According to Statistics Estonia, the preliminary results of the Farm Structure Survey 2016 indicate that there were 16,700 agricultural holdings with at least one hectare of agricultural area or agricultural holdings mainly producing for sale in Estonia, which is approximately 2,500 holdings less than three years ago.
Although the number of dairy and pig farmers has decreased in the last three years, it appears that they have mainly reorganised their activities. The agricultural holdings that have terminated their activities are likely primarily the ones that only maintain their lands, i.e. agricultural holdings with no agricultural production, but whose permanent grassland maintained in good agricultural and environmental conditions is also considered as utilised agricultural area. This is a logical result of administrative restrictions. The agricultural area has not been removed from use, but is now in the possession of active agricultural producers.

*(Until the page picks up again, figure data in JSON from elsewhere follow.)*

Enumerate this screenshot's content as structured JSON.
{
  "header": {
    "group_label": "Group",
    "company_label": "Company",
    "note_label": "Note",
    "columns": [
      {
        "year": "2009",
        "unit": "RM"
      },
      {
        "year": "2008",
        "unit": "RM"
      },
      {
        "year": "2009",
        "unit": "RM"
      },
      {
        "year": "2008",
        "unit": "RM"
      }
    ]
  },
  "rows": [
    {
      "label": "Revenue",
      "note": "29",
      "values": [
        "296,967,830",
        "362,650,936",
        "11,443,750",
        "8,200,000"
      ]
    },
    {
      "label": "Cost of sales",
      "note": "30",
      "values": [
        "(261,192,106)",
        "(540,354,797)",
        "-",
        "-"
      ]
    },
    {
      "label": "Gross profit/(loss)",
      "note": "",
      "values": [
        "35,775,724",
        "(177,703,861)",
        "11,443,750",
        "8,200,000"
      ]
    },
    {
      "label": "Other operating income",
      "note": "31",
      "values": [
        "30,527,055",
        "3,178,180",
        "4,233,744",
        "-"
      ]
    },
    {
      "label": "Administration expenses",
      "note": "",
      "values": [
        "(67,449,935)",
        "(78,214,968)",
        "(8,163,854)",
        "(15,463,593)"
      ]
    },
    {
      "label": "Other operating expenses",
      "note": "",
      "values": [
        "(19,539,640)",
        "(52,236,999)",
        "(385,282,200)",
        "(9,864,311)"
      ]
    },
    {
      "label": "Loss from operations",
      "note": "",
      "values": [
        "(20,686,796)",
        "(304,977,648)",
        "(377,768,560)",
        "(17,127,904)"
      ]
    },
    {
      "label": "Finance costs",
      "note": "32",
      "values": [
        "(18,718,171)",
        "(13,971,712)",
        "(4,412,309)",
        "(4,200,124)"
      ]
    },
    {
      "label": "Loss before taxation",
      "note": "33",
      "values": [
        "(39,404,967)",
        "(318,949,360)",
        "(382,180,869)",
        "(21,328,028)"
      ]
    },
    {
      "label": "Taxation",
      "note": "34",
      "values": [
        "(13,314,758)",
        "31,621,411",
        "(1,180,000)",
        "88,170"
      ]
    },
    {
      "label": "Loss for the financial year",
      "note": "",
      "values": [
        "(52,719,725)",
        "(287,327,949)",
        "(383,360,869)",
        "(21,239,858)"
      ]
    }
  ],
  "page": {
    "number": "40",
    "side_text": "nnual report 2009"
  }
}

Whereas the number of small holdings has decreased many times over a long period (by 6,600 holdings in the last ten years), the size of agricultural area has experienced a growth trend for a while. It has increased by more than 88,000 hectares in ten years, incl. by more than 37,000 hectares in the last three years, and already amounts to 995,000 hectares.
As of 1 September 2016, there were 6,970 holdings in Estonia that kept farm animals, poultry or bees. In the past decade, the number of holdings with animals has decreased by two times. The number of holdings engaged in cattle and pig farming as well as sheep and poultry farming has decreased. Mainly holdings of natural persons with a small number of animals have terminated their livestock farming activities. In the last three years, 790 holdings, i.e. every third, finished keeping dairy herds. Two thirds of them kept 1–2 cows for their own consumption purposes. Especially noticeable is the five-fold decrease in the number of pig farmers. Whereas until 2013 livestock farming increased also in terms of livestock units despite major decline in the number of livestock farmers, in the last three years it has decreased mainly as a result of reduction in dairy herds and pig farming.
As a result of constantly increasing concentration, Estonian agriculture has developed a structure where 1,300 holdings, i.e. 8% of total number of holdings, provide 81% of the total agricultural output. They use 67% of utilised agricultural area and in their possession is 81% of livestock farming, measured in livestock units. Although the number of dairy cows in large holdings has decreased in the past three years, the majority of dairy cows (63%) are still kept in holdings with at least 300 animals. Almost all pig farming is now in large holdings, and 97% of pigs are kept in holdings with at least 1,000 pigs. Poultry farming is also very concentrated in Estonia – 97% of poultry are kept in poultry houses with at least 1,000 poultry.
Despite the continuous decrease in the number of small holdings, their large share still characterises Estonian agriculture. Holdings with economic size less than 4,000 euros constitute 54% of the total number of holdings, but all together they yield less than 2% of total standard output of agricultural holdings. While production concentration into larger holdings is characteristic of the entire European Union, a large share of small holdings with minimum output is more typical of Eastern European countries.
Along with the concentration in production, the share of rented land has increased year by year. While ten years ago, the share of rented land was 55% of agricultural area, it had reached already 65% in 2016. In the past three years, the share of rented land and other tenure (mainly land used free of charge) has increased by 4%. Agricultural land is rented more by larger legal persons. While the share of owned land constituted the majority (77%) of the agricultural area of holdings with less than 10 hectares and about 35% of the agricultural area of holdings with 50 to 100 hectares (the rest being rented land and other tenure), it constituted only about 30% of the agricultural area of holdings with at least 100 hectares, the majority of the agricultural area being rented land.
The Farm Structure Survey 2016 was organised by harmonised methodology and with co-funding from the European Commission in all European Union member states. The Farm Structure Survey provided data also about the labour force of agricultural holdings, production methods and rural development. Statistics Estonia conducted the survey in Estonia. All data about Estonia are published in 2017.